Feeling less "needy" and more centered, I decided to tackle a "tile noir" - I really need to get over my fear of making a mistake... very little in life is truly perfect. It's that erroneous notion that anything we do as humans could ever reach perfection that fuels the pharmaceutical industry (and keeps me in busy during the week). Assuming that others are scrutinizing and judging everything about us - our size, our clothes, our hair cut/color, our messy house, our wayward (read: perfectly normal) children - keeps us in a state of constant panic and self-doubt. Most of the time I am quite capable and successful at letting that stuff go, but when it comes to committing words or lines to paper I feel that old self-judging worry monster crawl up onto my shoulder and whisper negative words of discouragement in my ear. Anyway - last night I flicked the little bugger off my shoulder, grabbed my first black tile and white jelly roll pen and just drew.
I'm a fan. It was fun and I am sure I will like my future attempts much better. But for now, in all of it's imperfection, I kind of like my "dark side."

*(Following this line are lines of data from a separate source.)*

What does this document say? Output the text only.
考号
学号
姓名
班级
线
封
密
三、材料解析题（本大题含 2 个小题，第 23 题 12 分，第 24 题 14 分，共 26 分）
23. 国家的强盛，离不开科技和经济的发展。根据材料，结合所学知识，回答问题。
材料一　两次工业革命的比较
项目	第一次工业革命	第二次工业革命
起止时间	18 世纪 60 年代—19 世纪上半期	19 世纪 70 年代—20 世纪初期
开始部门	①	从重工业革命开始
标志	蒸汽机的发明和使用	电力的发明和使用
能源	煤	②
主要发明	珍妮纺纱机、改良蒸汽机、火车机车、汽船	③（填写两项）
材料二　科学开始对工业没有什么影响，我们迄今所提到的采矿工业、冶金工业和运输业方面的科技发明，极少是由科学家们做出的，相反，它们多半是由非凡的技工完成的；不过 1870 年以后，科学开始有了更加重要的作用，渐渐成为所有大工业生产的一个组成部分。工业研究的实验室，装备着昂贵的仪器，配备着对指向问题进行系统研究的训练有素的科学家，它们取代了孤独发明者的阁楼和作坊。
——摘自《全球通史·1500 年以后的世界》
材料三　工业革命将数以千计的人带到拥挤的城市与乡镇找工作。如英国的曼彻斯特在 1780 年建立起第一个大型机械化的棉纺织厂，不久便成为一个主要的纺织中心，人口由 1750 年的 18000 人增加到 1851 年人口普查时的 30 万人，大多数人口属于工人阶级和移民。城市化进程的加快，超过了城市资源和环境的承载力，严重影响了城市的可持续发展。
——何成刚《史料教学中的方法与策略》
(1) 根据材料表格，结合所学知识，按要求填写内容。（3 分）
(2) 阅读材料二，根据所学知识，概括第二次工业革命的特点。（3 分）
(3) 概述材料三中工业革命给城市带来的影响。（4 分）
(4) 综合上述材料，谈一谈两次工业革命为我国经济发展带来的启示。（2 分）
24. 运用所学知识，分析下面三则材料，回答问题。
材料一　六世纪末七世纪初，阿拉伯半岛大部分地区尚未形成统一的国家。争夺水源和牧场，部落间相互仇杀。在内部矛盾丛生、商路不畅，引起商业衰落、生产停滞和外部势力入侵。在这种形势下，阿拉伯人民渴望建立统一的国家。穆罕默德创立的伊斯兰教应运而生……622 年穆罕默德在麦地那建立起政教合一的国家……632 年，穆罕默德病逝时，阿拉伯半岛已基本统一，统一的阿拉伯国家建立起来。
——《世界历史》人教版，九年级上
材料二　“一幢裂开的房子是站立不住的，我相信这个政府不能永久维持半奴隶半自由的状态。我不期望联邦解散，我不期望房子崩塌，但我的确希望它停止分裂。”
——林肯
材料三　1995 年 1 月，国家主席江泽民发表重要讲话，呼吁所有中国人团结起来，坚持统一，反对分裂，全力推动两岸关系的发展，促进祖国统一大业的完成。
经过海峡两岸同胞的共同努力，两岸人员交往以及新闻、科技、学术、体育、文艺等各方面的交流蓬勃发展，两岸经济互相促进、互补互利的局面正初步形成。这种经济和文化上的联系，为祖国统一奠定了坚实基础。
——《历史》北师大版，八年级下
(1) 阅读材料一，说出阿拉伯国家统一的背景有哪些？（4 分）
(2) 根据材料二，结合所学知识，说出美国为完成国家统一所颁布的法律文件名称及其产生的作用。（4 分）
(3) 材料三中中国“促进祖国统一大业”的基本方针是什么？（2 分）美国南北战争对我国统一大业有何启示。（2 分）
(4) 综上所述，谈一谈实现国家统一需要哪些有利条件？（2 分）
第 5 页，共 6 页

All in all the weekend has not been as bad as I feared. I had a nice lunch with friends, took a great nap, and then baked homemade whole wheat and flax crackers just because I had all of the ingredients. The cooler temps from the weekend will give way to more high heat and humidity as thee coming week progresses and I am sure there will be a few more challenges. But I am looking forward to seeing where my manifesting takes me and waiting for news of the birth of a new baby girl in my family. Oh, and what new challenge Diva sends our way.